“The Glitch” (Doubleday), by Elisabeth Cohen
Shelley Stone is a hard-working CEO of a Silicon Valley tech company that sells a small device called a Conch, which helps improve everyday life. The Conch offers helpful advice and prompts such as “take an umbrella” or “turn left on Main Street” when worn. Unfortunately, the tiny piece of technology has recently been known to encourage owners to “jump off the bridge.”
Shelley was struck by lightning as a teenager, so nothing seems implausible to her at this point in her life. She approaches every challenge with clear and precise thinking, no matter how absurd the problem may appear. She’s a master at efficiency and will stop at nothing to make sure the Conch glitch is handled carefully — even if it means remaining at work until the early hours of the morning.
Her company is her life. Although blogs and newspaper articles make her seem like a supermom, the reality is that a team of people help Shelley care for her family. She doesn’t see a problem with this lifestyle until her husband volunteers to exit his own rat race so he can see the kids more often. Shelley feels a twinge of guilt. Should she want to stay home more often instead of flying around the world delivering TED talks?
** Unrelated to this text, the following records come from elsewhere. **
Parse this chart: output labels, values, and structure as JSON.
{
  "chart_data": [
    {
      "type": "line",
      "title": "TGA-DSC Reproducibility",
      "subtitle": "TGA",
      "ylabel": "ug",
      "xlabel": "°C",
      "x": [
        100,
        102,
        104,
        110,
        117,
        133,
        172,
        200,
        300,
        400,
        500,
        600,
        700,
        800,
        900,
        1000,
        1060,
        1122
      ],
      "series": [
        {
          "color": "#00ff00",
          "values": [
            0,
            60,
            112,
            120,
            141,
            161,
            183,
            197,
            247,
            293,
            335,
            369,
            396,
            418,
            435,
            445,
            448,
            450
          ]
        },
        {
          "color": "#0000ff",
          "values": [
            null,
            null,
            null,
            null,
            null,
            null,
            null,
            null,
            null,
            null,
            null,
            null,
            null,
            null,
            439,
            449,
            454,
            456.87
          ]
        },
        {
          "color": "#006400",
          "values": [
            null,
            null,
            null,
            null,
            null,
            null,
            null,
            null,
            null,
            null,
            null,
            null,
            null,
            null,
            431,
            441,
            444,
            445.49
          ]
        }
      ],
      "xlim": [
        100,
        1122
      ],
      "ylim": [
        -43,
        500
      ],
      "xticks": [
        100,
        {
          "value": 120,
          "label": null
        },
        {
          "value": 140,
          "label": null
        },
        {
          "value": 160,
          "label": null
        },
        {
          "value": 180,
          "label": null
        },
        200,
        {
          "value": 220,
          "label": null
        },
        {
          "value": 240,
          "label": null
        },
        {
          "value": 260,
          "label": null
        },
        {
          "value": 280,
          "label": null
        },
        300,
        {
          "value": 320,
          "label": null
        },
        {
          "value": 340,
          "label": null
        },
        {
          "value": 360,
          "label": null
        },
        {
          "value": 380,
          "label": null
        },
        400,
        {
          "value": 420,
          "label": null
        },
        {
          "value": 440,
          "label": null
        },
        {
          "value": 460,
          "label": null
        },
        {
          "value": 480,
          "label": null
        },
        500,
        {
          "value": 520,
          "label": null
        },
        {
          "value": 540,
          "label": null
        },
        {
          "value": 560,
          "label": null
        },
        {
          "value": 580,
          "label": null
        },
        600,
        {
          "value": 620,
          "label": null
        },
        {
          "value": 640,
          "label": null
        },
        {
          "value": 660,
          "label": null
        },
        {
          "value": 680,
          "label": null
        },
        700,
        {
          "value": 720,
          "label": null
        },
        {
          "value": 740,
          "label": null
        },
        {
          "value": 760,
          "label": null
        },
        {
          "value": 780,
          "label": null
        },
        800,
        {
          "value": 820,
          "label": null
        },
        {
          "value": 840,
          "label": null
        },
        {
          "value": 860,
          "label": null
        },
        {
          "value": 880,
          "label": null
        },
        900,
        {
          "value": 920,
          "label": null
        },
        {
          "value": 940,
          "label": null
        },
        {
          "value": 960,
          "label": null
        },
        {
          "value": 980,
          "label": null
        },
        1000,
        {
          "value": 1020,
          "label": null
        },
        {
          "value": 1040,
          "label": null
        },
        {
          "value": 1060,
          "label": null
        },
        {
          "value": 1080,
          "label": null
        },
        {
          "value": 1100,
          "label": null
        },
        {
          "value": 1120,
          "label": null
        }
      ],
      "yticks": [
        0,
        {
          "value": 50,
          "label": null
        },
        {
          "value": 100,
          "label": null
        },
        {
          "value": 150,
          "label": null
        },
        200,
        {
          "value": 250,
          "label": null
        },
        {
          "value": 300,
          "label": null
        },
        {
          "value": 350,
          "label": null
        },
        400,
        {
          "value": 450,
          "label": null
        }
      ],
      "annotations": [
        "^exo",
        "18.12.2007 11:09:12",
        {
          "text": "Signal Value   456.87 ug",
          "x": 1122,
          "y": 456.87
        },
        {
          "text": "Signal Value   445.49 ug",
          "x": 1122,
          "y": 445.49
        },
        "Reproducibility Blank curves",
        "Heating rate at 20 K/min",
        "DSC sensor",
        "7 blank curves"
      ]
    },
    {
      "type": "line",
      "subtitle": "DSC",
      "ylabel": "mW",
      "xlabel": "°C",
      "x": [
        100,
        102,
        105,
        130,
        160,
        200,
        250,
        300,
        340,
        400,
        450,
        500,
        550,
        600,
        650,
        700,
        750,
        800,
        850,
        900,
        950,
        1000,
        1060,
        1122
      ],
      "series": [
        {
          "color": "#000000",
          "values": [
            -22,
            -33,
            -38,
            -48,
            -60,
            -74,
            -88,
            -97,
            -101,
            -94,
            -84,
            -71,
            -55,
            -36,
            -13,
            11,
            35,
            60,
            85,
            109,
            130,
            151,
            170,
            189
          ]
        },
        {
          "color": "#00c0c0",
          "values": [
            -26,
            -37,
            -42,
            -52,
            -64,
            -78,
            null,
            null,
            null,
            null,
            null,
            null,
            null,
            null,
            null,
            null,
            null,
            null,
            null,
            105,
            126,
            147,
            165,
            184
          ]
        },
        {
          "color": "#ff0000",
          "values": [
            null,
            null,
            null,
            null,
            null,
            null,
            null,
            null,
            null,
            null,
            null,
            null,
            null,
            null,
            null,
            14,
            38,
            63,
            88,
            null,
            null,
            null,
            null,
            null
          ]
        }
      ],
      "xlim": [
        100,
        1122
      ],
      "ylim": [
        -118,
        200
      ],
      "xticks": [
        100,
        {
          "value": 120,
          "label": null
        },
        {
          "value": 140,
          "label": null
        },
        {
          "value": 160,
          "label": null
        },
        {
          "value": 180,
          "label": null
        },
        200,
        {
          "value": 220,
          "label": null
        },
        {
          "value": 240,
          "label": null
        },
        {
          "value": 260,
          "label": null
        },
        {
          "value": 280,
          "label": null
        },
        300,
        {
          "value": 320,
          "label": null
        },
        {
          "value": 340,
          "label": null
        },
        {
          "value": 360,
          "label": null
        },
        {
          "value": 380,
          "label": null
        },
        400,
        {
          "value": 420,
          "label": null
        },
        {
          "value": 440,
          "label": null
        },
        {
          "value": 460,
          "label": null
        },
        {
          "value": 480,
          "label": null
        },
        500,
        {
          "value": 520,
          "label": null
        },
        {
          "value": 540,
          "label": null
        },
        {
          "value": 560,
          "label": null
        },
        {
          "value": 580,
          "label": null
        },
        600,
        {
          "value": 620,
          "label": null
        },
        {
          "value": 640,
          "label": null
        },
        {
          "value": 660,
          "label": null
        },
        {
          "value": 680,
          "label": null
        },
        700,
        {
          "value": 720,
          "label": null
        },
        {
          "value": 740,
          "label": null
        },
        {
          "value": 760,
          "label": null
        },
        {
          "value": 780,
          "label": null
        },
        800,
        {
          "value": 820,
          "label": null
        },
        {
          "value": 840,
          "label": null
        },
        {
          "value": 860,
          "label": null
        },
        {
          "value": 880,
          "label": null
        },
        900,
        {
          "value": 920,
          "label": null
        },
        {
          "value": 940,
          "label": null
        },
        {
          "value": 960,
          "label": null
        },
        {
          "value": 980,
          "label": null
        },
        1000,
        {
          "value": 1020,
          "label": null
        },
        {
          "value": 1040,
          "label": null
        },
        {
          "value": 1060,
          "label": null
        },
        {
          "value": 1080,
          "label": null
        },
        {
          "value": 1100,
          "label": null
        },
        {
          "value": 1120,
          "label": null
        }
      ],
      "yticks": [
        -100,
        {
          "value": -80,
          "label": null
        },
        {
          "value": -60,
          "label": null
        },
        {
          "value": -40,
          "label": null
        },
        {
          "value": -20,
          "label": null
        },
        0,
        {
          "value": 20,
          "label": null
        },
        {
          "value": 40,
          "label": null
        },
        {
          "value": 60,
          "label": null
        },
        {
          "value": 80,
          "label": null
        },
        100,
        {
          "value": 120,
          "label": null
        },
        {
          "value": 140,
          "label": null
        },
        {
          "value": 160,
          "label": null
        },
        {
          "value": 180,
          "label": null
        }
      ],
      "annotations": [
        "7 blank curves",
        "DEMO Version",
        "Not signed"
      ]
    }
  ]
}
On top of her husband’s highly unusual revelation, Shelley begins to experience her own Conch abnormalities. When she meets another woman overseas who looks like a much younger version of herself, her Conch instructs her to “meet Shelley Stone.” The young girl has the same eyes, the same scars and knows intimate details of her life. Is this woman a lookalike? Is she Shelley from the future? Or has Shelley reached a critical point in her non-stop schedule that has finally resulted in a nervous breakdown?
“The Glitch” takes a hard look at the definition of work-life balance. Through hilarious antics and sensational story lines, Elisabeth Cohen encourages readers to slow down, take a breath and consider the perspective of a younger you. Would that person think you are living your best life?